(BBC News) In the days immediately after the Hamas attack on Israel, the Republicans seeking the US presidency had focused their criticism on President Joe Biden and what they saw as American weakness and missteps that had paved the way for violence.
That changed on Wednesday night, however, when Donald Trump addressed the topic in a speech near his home in West Palm Beach, Florida.
Now some of Trump’s rivals are condemning the former president in some of the most direct language of this campaign.
During remarks to a crowd of supporters, Trump said Israel had to “straighten it out because they’re fighting, potentially a very big force.”
He called Israeli Defence Minister Yoav Gallant a “jerk” and repeatedly called Hezbollah, the militant Islamist group in Lebanon, “very smart.”
Trump also said that Israel had initially agreed to work with the US on a 2020 drone strike that killed Iranian Major General Qasem Soleimani, but that they backed out at the last minute.
“I’ll never forget that Bibi Netanyahu let us down,” he said. “That was a very terrible thing.”
In a television interview that aired Thursday, he went further in his criticism of the Israeli prime minister, saying Netanyahu was “not very prepared” for the possibility of a Hamas attack.

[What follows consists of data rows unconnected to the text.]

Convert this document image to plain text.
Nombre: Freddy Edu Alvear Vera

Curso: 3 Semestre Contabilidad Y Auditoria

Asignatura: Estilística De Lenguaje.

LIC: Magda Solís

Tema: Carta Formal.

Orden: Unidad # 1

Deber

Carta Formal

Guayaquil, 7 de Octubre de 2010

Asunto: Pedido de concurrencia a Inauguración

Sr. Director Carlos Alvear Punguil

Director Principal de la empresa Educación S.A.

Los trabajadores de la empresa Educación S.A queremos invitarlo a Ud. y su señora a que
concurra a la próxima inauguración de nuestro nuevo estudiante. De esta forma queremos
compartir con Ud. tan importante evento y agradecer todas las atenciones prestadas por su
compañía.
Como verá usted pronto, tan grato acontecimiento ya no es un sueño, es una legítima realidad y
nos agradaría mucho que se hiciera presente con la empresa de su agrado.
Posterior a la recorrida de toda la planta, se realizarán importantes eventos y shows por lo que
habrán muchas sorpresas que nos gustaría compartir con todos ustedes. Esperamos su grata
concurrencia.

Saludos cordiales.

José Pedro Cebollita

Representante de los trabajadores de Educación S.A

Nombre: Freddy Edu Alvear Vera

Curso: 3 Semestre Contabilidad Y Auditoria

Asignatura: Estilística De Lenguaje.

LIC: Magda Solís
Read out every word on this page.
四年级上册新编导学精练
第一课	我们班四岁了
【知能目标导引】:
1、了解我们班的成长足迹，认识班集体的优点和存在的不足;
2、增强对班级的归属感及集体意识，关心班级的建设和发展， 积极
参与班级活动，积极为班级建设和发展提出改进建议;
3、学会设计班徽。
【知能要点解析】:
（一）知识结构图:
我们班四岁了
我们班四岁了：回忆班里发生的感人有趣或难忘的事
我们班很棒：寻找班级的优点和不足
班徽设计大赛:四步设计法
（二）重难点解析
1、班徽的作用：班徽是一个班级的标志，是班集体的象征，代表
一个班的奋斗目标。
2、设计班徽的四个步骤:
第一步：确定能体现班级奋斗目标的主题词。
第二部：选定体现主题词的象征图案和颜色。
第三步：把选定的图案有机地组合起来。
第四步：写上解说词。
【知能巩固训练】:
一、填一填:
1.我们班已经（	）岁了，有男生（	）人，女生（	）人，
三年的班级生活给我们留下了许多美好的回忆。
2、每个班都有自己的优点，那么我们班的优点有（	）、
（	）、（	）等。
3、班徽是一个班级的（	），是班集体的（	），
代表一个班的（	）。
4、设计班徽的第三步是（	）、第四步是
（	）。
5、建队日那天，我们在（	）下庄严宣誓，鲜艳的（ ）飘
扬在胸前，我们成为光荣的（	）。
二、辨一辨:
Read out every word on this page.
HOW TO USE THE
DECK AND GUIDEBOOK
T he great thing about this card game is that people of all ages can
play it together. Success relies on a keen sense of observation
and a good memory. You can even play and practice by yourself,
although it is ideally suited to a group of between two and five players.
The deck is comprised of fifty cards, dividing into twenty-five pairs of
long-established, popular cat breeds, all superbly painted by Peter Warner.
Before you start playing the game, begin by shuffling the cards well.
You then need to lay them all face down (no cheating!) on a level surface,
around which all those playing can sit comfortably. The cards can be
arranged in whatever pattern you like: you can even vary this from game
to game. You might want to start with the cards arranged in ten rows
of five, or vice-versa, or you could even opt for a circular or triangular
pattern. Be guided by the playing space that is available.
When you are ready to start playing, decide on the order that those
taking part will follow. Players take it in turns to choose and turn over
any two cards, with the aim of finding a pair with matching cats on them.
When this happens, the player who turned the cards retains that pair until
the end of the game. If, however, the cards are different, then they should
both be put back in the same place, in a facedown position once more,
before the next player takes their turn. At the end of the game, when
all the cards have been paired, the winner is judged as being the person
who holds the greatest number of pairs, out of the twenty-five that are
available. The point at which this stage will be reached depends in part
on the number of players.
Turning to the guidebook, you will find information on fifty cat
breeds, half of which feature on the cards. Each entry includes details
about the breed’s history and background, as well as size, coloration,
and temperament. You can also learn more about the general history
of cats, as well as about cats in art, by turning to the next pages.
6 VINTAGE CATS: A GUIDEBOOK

Trump’s remarks prompted a series of quick and pointed responses from Ron DeSantis, the candidate who once was in a dead heat with the former president but now trails him in most polls by a wide margin.
“Terrorists have murdered at least 1,200 Israelis and 22 Americans and are holding more hostage,” the Florida governor wrote in a social media post, “so it is absurd that anyone, much less someone running for president, would choose now to attack our friend and ally, Israel, much less praise Hezbollah terrorists.”
A DeSantis campaign spokesperson would later call Trump’s remarks “disturbing and disqualifying.”